Wrestling communities in the Valley and throughout Northern California were jolted by the tragic death of Roger “Deets” Winslow, who was killed in a boating accident last Saturday, Aug. 9, at Lake Berryessa in Napa County.
It was shocking news to his family, and to the many people who knew and worked with Winslow in the Valley, especially at Sonoma Valley High School where he was a wrestling legend as both an athlete and longtime coach.
Winslow left a wrestling legacy that reverberated through California and into neighboring states. After establishing himself as a tough, technically efficient and highly competitive prep and college wrestling star, Winslow went on to become an accomplished high school coach, teacher and mentor at SVHS.
All sports have their unique cultures and fraternities of fans, but there exists in the world of wrestling a contagious passion for the sport that injects a sense of family into all its participants – the wrestlers, the coaches, the officials, the relatives and the fans.
This was Winslow’s world.
It started in the early 1980s when Deets’ father and name-sake, Roger Winslow, revitalized Sonoma wrestling and took it to a new level, including multiple Sonoma County League championships in 1984, ’85, ’86 and ’87, developing numerous North Coast Section standouts and state qualifiers, including his sons Deets and Travis.
Following in his father’s footsteps, Winslow took the grappling head-coaching helm and Sonoma wrestling never missed a beat.
Winslow – along with main assistant coaches Monty Schiestel, his high school teammate who coached under him the first 15 years, and Kyle Baird, the former head coach who took over for Winslow when he retired in 2010 – guided his Dragon teams to nine more SCL titles.
Winslow led Sonoma to five straight championships from 1993 to 1997, plus 2003, 2004, and back-to-back crowns in 2008 and 2009. He also capturing the school’s first North Coast Section wrestling banner as the NCS Redwood Empire Team Duals champion.
Between the father and son Winslows, the Dragons claimed their own Valley of the Moon Classic tournament crown eight times. And just as his father had the opportunity to coach his two sons, Winslow also got to coach his two sons, along with his daughter in other sports.
Winslow’s coaching philosophy and techniques, and his ever-present passion for the sport, inspired the young wrestlers he guided, many of whom stayed involved in the sport, giving back what they got by becoming coaches or working the mats as officials.
The outpouring of condolences and tributes following Winslow’s death, includes the following statements from those who knew, worked, or benefited from him.

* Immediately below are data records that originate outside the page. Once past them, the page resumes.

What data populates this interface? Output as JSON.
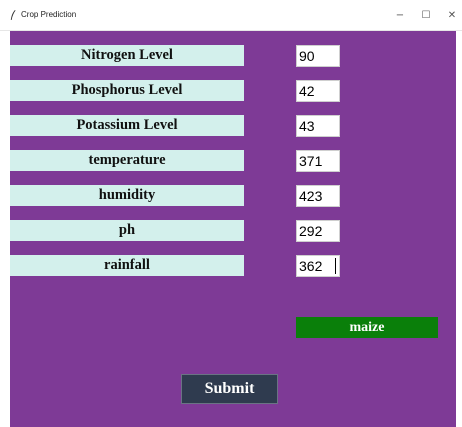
{
  "window": {
    "title": "Crop Prediction",
    "controls": {
      "minimize_glyph": "−",
      "maximize_glyph": "☐",
      "close_glyph": "✕"
    }
  },
  "fields": [
    {
      "label": "Nitrogen Level",
      "value": "90"
    },
    {
      "label": "Phosphorus Level",
      "value": "42"
    },
    {
      "label": "Potassium Level",
      "value": "43"
    },
    {
      "label": "temperature",
      "value": "371"
    },
    {
      "label": "humidity",
      "value": "423"
    },
    {
      "label": "ph",
      "value": "292"
    },
    {
      "label": "rainfall",
      "value": "362"
    }
  ],
  "result": {
    "text": "maize"
  },
  "submit": {
    "label": "Submit"
  },
  "colors": {
    "background": "#7e3a96",
    "label_background": "#d3f0ec",
    "result_background": "#0a7f0a",
    "button_background": "#2f3b4f"
  },
  "icons": {
    "app": "feather-icon"
  }
}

“Deets and I first met when we were 8 years old, and we have been close friends ever since. I was honored when he asked me to be his assistant coach, and we had 15 great years together,” said Monty Schiestel. “Deets was not one to waste one moment of life being idle. If he wasn’t coaching, he was playing softball, or bowling, or boating, or golfing, or spending time at one of his children’s sporting events. I can’t even imagine the number of lives he has touched on and off the mat. He was more than a friend – I considered him my brother.”